The 45-year-old leader of the Brothers of Italy, which is a far right-wing party, has recently taken questions from a vastly youthful audience on the beachfront before a campaign blackout pre-vote.
Meloni, in her event, vowed to work to help a region suffering from high unemployment and poverty.
Italy's far right has been on a rise. In the last official polls, Meloni and her right-wing alliance which includes Matteo Salvini's League and Silvio Berlusconi's Forza Italia, have been winning the polls.
Italy's former premier, Silvio Berlusconi, said in early August that he hoped to return to Italy's parliament in September's elections, almost 10 years after his expulsion from political life for a tax fraud conviction.
In July, Berlusconi had a role in bringing down Prime Minister Mario Draghi by withdrawing his support, thus paving the way for his center-right Forza Italia party to return to power in September 25 elections.
Analysts predict that the far-right will be winning Sunday, which would mark the first time the far-right won in Italy since the fall of dictator Benito Mussolini post-WW II.
Italy's new far-right thrives on anti-immigrant discourse
As part of Italy's new far-right direction in its campaign for the September 25 election, Giorgia Meloni, the Brothers of Italy leader, which has neo-fascist roots, and the League's Matteo Salvini have joined forces to demonstrate their "Italians First" nationalist agenda that vows to end mass migration into the country as a key aspect of their campaign.
The island of Lampedusa was Salvini's first destination on Sunday, which happens to be the landing point for tens of thousands of migrants each year from North Africa, where he stated that Lampedusa could not become "Europe's refugee camp," adding, "Only those with permission should enter Italy."
Meloni, on the other hand, explained that she differentiates between people fleeing conflict and persecution and those who are unusual economic migrants. Last month, however, she came under fire after she reposted a video of a woman being raped, allegedly by an asylum seeker in an unidentified Italian town, but the post was later removed for violating rules on social media.

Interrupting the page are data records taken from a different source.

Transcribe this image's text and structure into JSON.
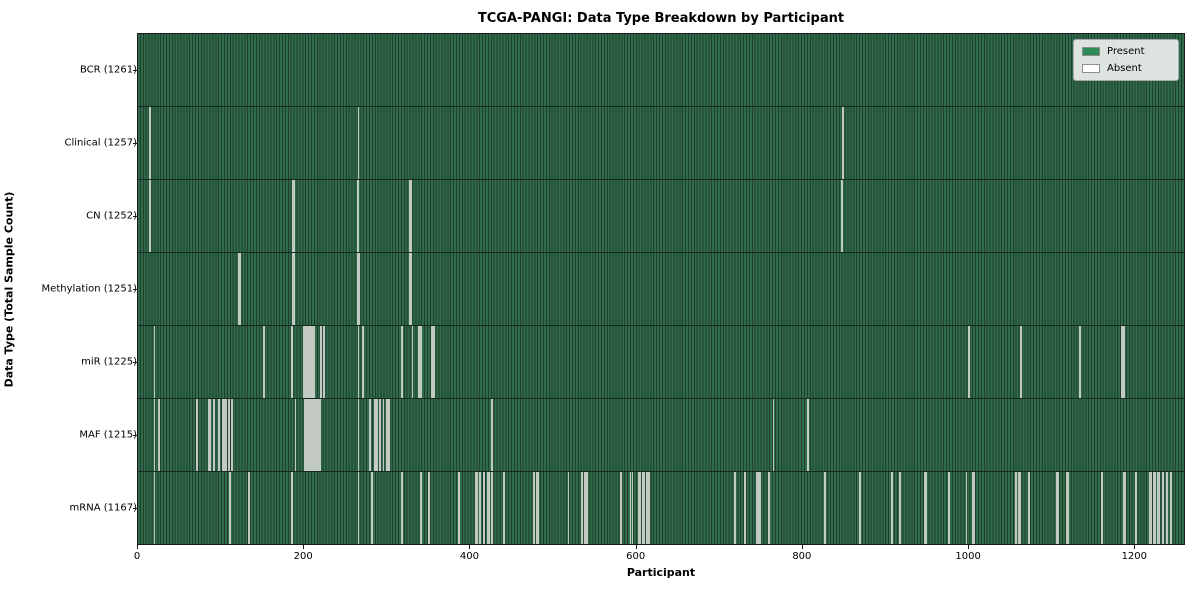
{
  "chart_data": {
    "type": "heatmap",
    "title": "TCGA-PANGI: Data Type Breakdown by Participant",
    "xlabel": "Participant",
    "ylabel": "Data Type (Total Sample Count)",
    "x_ticks": [
      0,
      200,
      400,
      600,
      800,
      1000,
      1200
    ],
    "total_participants": 1261,
    "grid": false,
    "legend": {
      "position": "upper-right",
      "entries": [
        {
          "label": "Present",
          "color": "#2e8b57"
        },
        {
          "label": "Absent",
          "color": "#ffffff"
        }
      ]
    },
    "rows": [
      {
        "name": "BCR",
        "label": "BCR (1261)",
        "present_count": 1261,
        "absent_participants": []
      },
      {
        "name": "Clinical",
        "label": "Clinical (1257)",
        "present_count": 1257,
        "absent_participants": [
          13,
          14,
          265,
          849
        ]
      },
      {
        "name": "CN",
        "label": "CN (1252)",
        "present_count": 1252,
        "absent_participants": [
          13,
          14,
          186,
          187,
          264,
          265,
          327,
          328,
          848
        ]
      },
      {
        "name": "Methylation",
        "label": "Methylation (1251)",
        "present_count": 1251,
        "absent_participants": [
          121,
          122,
          186,
          187,
          264,
          265,
          266,
          327,
          328,
          329
        ]
      },
      {
        "name": "miR",
        "label": "miR (1225)",
        "present_count": 1225,
        "absent_participants": [
          19,
          151,
          185,
          199,
          200,
          201,
          202,
          204,
          205,
          207,
          208,
          209,
          211,
          219,
          220,
          223,
          265,
          270,
          317,
          330,
          338,
          339,
          340,
          341,
          353,
          354,
          356,
          1000,
          1001,
          1063,
          1064,
          1135,
          1185,
          1186,
          1187,
          1188
        ]
      },
      {
        "name": "MAF",
        "label": "MAF (1215)",
        "present_count": 1215,
        "absent_participants": [
          19,
          24,
          70,
          84,
          85,
          86,
          90,
          91,
          96,
          97,
          101,
          102,
          104,
          105,
          108,
          109,
          112,
          113,
          189,
          200,
          201,
          203,
          204,
          205,
          207,
          208,
          209,
          211,
          212,
          213,
          215,
          217,
          219,
          265,
          279,
          285,
          287,
          291,
          295,
          299,
          301,
          302,
          426,
          765,
          806,
          807
        ]
      },
      {
        "name": "mRNA",
        "label": "mRNA (1167)",
        "present_count": 1167,
        "absent_participants": [
          19,
          110,
          133,
          185,
          265,
          281,
          317,
          340,
          350,
          386,
          406,
          407,
          408,
          411,
          412,
          416,
          417,
          421,
          422,
          425,
          426,
          440,
          476,
          477,
          480,
          481,
          518,
          534,
          535,
          538,
          539,
          540,
          581,
          593,
          595,
          603,
          604,
          608,
          609,
          613,
          614,
          615,
          718,
          719,
          731,
          745,
          746,
          747,
          748,
          749,
          759,
          760,
          827,
          828,
          869,
          870,
          908,
          917,
          918,
          948,
          949,
          976,
          977,
          998,
          1006,
          1007,
          1057,
          1058,
          1061,
          1062,
          1073,
          1074,
          1107,
          1108,
          1119,
          1120,
          1161,
          1162,
          1188,
          1189,
          1202,
          1203,
          1219,
          1220,
          1224,
          1225,
          1229,
          1230,
          1234,
          1235,
          1239,
          1240,
          1244,
          1245
        ]
      }
    ]
  }
}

Maurizio Ambrosini, a sociologist at Milan University, commented, "Unfortunately our political debate associates immigrants with landings... creating the idea of huge flows... while the actual number of immigrants has been stable for a decade in Italy," but according to a YouGov survey last December across Europe, 77% of the population say immigration levels are "too high" which is 10 points above the EU average.